Inspired by this terrific diary on the importance of Arts Education in our schools, I was reminded of a particularly wonderful moment from my high school years that I've had rolling in my head for a long, long time.
It seems no matter how old you are, things were always better in The Old Days. Everyone seems to always exist in some sad post-peak denouement of better times when life was fuller, more profound, and people were smarter, sweeter and never had to sue anybody. Our folks grew up in a time that was worse than their parents, and so on and so on, until our only conclusion is that the really best time to be alive must have been the Dark Ages.
So without judgement of the times that have come since or went before, my story is about an experience I had when I was a high school student in the Cleveland City School District in the late '70s.
Most of my stage experience has been in the theater, but this story is about when I was in our high school choir. Annually all the choirs from the 13 Cleveland high schools would converge on the massive, acoustically-viable auditorium of South High School and perform a short program of songs for each other. We would also be assessed, rated and given constructive feedback by some music experts - who they were, I was never certain, but I'm fairly certain they were qualified to do so.

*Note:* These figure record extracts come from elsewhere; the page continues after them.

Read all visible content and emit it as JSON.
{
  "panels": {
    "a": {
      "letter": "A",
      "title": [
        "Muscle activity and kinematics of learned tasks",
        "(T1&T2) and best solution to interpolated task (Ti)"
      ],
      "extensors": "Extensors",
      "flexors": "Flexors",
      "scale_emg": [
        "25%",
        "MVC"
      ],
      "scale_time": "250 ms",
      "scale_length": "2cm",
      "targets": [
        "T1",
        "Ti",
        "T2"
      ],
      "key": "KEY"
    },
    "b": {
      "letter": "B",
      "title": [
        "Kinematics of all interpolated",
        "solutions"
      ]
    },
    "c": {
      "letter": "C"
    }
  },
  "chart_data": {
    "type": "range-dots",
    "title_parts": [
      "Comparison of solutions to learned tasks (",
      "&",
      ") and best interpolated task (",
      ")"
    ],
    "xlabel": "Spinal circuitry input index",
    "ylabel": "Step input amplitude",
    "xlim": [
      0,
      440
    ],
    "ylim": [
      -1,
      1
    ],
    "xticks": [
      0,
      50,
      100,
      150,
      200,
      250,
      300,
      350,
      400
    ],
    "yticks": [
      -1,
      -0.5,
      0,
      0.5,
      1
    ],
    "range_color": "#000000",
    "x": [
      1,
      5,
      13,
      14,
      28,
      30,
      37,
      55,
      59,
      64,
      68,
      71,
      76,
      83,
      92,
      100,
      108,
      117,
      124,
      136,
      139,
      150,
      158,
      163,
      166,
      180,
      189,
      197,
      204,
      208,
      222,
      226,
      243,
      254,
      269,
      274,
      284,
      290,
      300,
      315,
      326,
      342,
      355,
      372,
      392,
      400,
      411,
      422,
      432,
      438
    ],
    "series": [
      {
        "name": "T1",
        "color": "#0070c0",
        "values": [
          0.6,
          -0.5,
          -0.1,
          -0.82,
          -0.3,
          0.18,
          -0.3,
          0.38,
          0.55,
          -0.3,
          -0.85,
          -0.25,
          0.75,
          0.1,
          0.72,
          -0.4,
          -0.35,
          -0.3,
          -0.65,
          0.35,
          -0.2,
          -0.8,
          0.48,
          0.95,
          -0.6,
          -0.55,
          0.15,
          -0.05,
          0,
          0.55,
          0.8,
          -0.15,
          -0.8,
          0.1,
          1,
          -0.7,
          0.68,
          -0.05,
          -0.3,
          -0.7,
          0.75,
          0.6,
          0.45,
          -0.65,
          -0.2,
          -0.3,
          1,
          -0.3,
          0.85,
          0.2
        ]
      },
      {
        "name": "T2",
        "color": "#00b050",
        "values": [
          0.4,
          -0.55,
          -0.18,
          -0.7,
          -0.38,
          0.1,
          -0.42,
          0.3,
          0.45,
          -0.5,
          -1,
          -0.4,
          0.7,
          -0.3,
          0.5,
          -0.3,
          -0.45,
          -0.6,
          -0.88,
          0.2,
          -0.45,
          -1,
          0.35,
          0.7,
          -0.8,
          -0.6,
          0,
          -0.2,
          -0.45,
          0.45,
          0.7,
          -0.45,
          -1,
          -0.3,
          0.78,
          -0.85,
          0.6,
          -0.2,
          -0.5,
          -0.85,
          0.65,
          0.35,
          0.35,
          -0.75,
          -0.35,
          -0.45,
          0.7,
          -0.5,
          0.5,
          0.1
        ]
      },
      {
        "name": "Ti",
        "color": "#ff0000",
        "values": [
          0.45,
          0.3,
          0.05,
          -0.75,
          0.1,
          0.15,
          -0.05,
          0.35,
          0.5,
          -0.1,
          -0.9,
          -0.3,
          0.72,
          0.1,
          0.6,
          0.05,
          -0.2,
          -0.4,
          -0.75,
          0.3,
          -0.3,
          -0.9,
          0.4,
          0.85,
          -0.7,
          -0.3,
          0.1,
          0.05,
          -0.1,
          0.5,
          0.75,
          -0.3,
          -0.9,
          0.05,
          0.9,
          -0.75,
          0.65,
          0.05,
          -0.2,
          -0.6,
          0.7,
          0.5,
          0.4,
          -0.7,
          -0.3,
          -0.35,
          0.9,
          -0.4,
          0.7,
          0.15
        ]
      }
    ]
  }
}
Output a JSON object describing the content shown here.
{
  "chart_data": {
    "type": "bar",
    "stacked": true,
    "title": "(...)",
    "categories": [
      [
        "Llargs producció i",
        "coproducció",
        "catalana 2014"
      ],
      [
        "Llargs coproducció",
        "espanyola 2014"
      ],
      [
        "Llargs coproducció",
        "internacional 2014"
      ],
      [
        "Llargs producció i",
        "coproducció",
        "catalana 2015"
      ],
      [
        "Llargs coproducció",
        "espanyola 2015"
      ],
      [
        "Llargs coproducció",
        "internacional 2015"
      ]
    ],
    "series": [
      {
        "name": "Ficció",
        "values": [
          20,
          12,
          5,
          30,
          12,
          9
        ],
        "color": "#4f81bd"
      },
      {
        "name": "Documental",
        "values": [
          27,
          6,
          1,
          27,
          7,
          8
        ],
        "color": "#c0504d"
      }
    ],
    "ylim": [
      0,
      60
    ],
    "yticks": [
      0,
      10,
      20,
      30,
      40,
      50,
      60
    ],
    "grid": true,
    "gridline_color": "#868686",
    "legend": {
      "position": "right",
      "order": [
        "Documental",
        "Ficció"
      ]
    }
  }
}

Cleveland was heavily segregated racially then, and still is. My high school, John Marshall, was comprised of about 90% White students, and all of the schools were either predominately one race or the other. So the choirs were all either mostly Black or mostly White. Most of the mostly Black schools were on the East Side, and the mostly White schools were on the West Side, so the choirs reflected most of the social and geographic divides one finds in the city at large.
And then there is the usual inter-school rivalry. We had the usual "us-against-them" attitude towards the schools. Everybody wants their school to be the best, and sometimes that has the regrettable side effect of slagging on the competition.
Presumably each school was allocated equivalent resources, but the choirs from the White schools were almost always larger than the Black schools. But one thing the choirs had in common is that the girls heavily outnumbered the boys. And most of the choirs from the Black schools were smaller anyway. Some of those schools had no more than five or six boys in them, trying to maintain tenor and bass volume against 30 or 40 girls. This severely compromised the quality of their blend. Without recalling any details, I remember that a number of them had pretty severe pitch problems, and their music didn't always sound so great.
We had rules about religious content in public school curriculum back then, just as we do now. But there isn't a whole lot of secular choir music traditionally, and to ignore religious music would be omitting the vast majority of the choral canon, so some kind of liturgical music was inevitable.
The Black schools usually brought with them a strong Gospel music tradition, and even if they didn't always sound that good technically, they always brought the enthusiastic energy of Gospel music. I always thought, "Man, THAT'S raising a joyful noise!" They always brought this amazing energy, and we just stood there like robots. I always wished we could have been more like them with the energy.
We were the last to go up. So everyone has already listened to 12 other schools, 24 songs, and perhaps attention spans had been pushed to their limit, everyone was tired and ready to go, and they had to listen to us before they could go home. Or I don't know, maybe they were looking forward to us, but I had no real reason to think so. Whatever their mood was, we were closing the show.
I do not recall our first song, but it went passably well.
Our second song was Natalie Sleeth's "Jazz Gloria". Lyrically, it was pretty standard - "Gloria in excelsis, gloria hallelujah, Christ the Savior is born..." Musically, it was written in jazz structures, with complex keys, dramatic shifts in dynamics and tricky rhythms and counterpoints that I'm not really sufficiently well-read in music to discuss intelligently. But it was a fairly sophisticated piece and we sang it reasonably well.
It started soft, swelled to a crescendo and ended on a soft unison note that we cut off together.
At the precise moment we cut off, we got, not the polite applause I expected, but huge, spontaneous, enthusiastic applause from the entire auditorium. They were whooping and cheering us all the way off the stage. The song touched them musically, religiously and emotionally. It moved them beyond "not bad for white kids" - they poured out their emotions, and they wanted to give that emotion back to us.
This moment has always been to me more than a big hand. This was the moment we cut through all the bullshit. All the Black vs. White, West Side vs. East Side, Our School vs. Their School - it all went away. We gave and they gave back, and it sent a tingle through me, one brief moment where we eradicated everything that stood between us.
I've been on and off stages for more than 30 years since. I've never had a purer moment than that one.
PLEASE support Arts Education in your schools.
NOTE: My original version of this diary said the composition was from Leonard Bernstein's "Mass". It isn't. Thirty years muddies up the memories. But the moment DID happen.